Op 19 juni 1621 stelt Aeffgen Albertsdr, weduwe van Jan Jansz,, een nieuw testament op. Daarin bemaakt zij al haar na te laten goederen aan haar broeder Lubbert Albertsz, wonende tot Gouda, voor de ene helft, Willemtgen Jans, huijsvrouw van Thijs Corsz, de dochter van haar broeder Jan Albertsz zaliger, voor de andere helft. Of aan hun nalatende geboorte in geval van overlijden en op conditie dat zij, ieder voor de helft, haar uit en doodschulden zullen betalen en de legaten. Mocht Willemtgen Jans voor of na de comparante komen te overlijden, dan zal deze helft van de erfenis erven op Lubbert Albertsz, resp diens kinderen. Zij legateert aan, indien zij ten tijde van haar overlijden in leven zijn, haar broeder Evert Albertsz 6 carolus gulden, haar zuster Marrichgen Alberts 6 carolus gulden, de drie kinderen van Gosen Alberts, genaamd Willem, Deijltgen en Cunertgen elk 6 carolus gulden, Cornelisgen Gosen Albertsdr 1 gulden, Evert Evertsz, de zoon van Cornelisgens broeder 5 gulden. Op 25 juni 1632 herroept Aeffgen Alberts dit testament weer. In een nieuw testament vermaakt zij thans al haar bezittingen aan Lubbert Albertszn, haar broer te Goude, of bij zijn overlijden, zijn kinderen voor de ene helft, en Willemtgen Jans, dochter van zaliger Jan Albertszn, haar broer, huijsvrouw van Thijs Corszn, of bij haar overlijden, haar nalatende kinderen, voor de andere helft. Ze prelegateert aan Willemtgen Jans comparantes ‘cleerkasse en halff kasgen’ en al het linnen, wol, kussens, goud, zilver en geld dat in de twee kassen ten tijde van comparantes overlijden bevonden zal worden en 4 tinnen schotels op het ‘halffgen kasgen’ staande. Zij legateert aan de kinderen van zaliger Marrichgen Alberts, haar overleden zuster, samen 10 guldens en aan Deijltgen en Cunertgen Gosen Albertsdr elk 6 gulden, en aan Meijntgen, moeder van Willemtgen Jans, comparantes dagelijkse kleren en aan Cornelisgen Gosen Albertsdr een gulden.
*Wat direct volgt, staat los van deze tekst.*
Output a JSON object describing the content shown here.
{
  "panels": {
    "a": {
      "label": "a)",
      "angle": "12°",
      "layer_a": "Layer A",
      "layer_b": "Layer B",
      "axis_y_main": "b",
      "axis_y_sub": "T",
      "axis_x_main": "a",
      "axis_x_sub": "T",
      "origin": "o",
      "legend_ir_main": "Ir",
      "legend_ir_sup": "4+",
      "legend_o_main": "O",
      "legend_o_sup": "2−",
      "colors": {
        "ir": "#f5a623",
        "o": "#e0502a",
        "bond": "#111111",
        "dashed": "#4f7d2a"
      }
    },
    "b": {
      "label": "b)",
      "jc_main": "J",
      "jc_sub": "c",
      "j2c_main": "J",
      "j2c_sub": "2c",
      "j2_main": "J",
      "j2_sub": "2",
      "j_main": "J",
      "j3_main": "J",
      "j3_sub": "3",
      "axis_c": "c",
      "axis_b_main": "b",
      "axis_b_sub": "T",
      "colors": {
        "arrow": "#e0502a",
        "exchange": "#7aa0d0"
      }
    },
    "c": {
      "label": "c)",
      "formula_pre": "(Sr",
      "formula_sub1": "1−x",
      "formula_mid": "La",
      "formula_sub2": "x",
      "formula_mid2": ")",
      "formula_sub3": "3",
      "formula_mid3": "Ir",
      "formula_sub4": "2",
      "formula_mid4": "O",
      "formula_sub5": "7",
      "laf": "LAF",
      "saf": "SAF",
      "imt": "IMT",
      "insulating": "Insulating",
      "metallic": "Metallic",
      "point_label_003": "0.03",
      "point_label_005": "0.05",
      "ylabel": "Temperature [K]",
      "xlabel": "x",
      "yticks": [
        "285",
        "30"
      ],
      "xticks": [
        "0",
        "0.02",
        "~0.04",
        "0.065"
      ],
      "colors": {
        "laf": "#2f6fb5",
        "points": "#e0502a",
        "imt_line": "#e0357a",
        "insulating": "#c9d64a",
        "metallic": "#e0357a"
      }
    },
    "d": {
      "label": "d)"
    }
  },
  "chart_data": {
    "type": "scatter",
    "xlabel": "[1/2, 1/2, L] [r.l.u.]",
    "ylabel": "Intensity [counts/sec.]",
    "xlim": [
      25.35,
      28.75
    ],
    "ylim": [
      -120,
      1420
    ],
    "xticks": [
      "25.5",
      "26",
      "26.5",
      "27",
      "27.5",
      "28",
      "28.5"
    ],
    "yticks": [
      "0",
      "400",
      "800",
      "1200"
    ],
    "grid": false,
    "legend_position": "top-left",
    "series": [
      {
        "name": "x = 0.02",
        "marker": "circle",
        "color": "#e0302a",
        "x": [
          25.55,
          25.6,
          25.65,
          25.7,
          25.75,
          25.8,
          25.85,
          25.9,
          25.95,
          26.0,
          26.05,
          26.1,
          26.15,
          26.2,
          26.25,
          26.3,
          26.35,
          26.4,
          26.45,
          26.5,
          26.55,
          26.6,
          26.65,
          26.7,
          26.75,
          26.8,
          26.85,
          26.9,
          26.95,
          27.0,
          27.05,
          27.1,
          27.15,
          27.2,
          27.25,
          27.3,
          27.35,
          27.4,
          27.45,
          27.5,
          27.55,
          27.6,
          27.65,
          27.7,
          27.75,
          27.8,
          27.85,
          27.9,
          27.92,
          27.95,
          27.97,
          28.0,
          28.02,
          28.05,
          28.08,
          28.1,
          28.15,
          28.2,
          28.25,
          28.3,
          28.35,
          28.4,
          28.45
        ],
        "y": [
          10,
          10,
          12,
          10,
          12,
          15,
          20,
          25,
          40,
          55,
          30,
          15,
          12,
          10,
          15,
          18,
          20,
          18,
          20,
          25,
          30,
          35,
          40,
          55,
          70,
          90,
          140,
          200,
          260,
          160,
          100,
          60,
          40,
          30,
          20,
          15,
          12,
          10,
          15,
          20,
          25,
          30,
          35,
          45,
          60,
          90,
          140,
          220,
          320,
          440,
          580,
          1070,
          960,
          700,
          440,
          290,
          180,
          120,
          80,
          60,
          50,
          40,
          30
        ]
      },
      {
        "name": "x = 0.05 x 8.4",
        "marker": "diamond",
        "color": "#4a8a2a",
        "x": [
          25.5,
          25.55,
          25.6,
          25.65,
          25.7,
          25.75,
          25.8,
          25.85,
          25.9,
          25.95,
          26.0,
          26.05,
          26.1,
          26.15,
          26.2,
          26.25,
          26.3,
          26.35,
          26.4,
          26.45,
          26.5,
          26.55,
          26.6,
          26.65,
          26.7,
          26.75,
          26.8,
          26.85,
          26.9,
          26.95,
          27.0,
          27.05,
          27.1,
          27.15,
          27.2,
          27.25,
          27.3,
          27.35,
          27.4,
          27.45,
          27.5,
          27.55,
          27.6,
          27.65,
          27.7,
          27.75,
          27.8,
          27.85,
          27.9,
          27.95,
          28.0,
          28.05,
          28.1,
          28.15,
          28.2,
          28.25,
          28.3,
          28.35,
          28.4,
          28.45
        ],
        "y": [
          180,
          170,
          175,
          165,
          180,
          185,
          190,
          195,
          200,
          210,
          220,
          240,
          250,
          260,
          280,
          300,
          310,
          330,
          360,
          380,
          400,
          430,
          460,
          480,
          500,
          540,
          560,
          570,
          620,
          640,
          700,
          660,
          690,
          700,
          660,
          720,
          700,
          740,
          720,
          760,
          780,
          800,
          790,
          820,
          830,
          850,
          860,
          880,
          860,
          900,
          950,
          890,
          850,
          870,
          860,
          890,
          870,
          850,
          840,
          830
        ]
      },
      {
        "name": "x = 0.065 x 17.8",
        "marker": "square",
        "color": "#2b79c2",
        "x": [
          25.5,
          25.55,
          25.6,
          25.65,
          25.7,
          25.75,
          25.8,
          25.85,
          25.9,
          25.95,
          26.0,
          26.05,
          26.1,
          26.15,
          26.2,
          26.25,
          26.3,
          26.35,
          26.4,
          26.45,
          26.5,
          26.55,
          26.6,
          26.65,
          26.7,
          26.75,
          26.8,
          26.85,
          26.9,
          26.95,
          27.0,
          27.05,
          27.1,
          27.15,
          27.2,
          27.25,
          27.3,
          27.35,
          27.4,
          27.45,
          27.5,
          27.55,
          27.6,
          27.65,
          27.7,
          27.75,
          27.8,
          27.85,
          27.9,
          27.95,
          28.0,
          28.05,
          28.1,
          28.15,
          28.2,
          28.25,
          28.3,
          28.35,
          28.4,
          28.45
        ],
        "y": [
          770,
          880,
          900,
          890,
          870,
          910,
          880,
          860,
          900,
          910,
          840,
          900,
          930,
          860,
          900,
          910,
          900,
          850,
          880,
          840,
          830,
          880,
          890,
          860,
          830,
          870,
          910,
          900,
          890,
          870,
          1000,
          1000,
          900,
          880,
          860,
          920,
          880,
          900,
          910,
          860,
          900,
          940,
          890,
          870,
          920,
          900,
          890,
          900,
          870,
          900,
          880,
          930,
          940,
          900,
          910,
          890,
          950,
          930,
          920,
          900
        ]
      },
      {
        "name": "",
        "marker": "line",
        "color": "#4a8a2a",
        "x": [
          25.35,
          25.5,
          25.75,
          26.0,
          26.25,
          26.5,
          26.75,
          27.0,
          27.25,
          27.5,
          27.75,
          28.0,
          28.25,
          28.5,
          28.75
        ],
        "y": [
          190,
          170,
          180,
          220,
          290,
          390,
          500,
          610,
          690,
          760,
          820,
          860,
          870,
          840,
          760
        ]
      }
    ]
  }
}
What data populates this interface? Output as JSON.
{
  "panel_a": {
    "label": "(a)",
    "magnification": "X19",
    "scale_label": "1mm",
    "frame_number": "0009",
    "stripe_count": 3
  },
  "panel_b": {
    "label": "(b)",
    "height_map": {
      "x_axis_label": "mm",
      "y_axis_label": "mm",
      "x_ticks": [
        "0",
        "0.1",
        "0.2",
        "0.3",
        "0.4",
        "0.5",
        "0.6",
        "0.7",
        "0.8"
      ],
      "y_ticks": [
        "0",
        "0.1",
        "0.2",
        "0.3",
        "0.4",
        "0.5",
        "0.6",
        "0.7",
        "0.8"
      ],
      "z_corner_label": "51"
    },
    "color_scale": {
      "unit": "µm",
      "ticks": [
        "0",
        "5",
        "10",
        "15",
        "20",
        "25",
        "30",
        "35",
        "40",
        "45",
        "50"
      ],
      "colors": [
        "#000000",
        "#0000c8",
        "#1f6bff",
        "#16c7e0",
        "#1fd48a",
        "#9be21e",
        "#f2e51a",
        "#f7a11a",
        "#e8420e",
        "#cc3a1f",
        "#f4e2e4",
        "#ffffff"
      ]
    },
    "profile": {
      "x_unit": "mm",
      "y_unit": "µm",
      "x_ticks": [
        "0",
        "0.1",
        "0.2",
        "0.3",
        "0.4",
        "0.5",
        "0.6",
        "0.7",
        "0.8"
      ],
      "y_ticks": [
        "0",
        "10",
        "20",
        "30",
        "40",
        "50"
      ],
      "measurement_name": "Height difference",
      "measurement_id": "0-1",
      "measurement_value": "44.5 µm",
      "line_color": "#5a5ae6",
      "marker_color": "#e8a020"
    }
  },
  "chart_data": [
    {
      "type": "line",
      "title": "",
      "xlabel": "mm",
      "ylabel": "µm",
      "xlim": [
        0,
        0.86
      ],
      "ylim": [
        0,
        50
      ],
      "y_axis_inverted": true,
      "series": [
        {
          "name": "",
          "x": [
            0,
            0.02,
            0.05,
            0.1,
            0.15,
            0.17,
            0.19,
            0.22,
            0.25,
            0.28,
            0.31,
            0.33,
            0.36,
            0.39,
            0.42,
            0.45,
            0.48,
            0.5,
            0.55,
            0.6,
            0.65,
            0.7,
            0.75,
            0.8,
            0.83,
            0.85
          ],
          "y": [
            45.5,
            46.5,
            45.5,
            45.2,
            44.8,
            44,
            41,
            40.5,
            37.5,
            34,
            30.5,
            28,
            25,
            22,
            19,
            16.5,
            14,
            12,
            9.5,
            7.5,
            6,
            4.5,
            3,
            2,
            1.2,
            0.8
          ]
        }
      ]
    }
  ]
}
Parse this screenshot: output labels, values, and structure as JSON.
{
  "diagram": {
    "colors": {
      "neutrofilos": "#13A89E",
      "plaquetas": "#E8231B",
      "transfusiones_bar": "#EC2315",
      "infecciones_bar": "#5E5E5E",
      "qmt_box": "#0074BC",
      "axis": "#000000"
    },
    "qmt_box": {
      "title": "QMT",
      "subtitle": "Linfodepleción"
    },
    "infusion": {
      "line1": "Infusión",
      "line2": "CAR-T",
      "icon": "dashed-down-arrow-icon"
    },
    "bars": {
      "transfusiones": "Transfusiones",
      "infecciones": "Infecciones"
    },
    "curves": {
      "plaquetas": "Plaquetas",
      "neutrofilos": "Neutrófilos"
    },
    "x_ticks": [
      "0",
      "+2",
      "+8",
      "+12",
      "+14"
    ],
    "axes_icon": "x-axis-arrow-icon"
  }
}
Op 24 september 1622 leent Frans Brantsz een bedrag van 400 Carolus gulden hoofdsom aan Nicolaes de Goijer en zijn vrouw Maijtgen Calff met als onderpand een huis en hofstede aan de Langegracht. Op 20 januari 1623 maken Frans Brantss en Cornelisgen Goosensdr hun testament op waarbij zij over en weer elkaar de levenslange lijftocht bemaken van al hun na te laten goederen met een volkomen bewind en adminstratie. Zij secluderen de weeskamer. 

Op 28 mei 1635 compareert Cornelisgen, de weduwe van Frans Brantsz, tegenwoordig huisvrouw van Jan Hermansz, voldaan bij magescheid, de hoofdsom voldaan door Nicolaes de Goijer.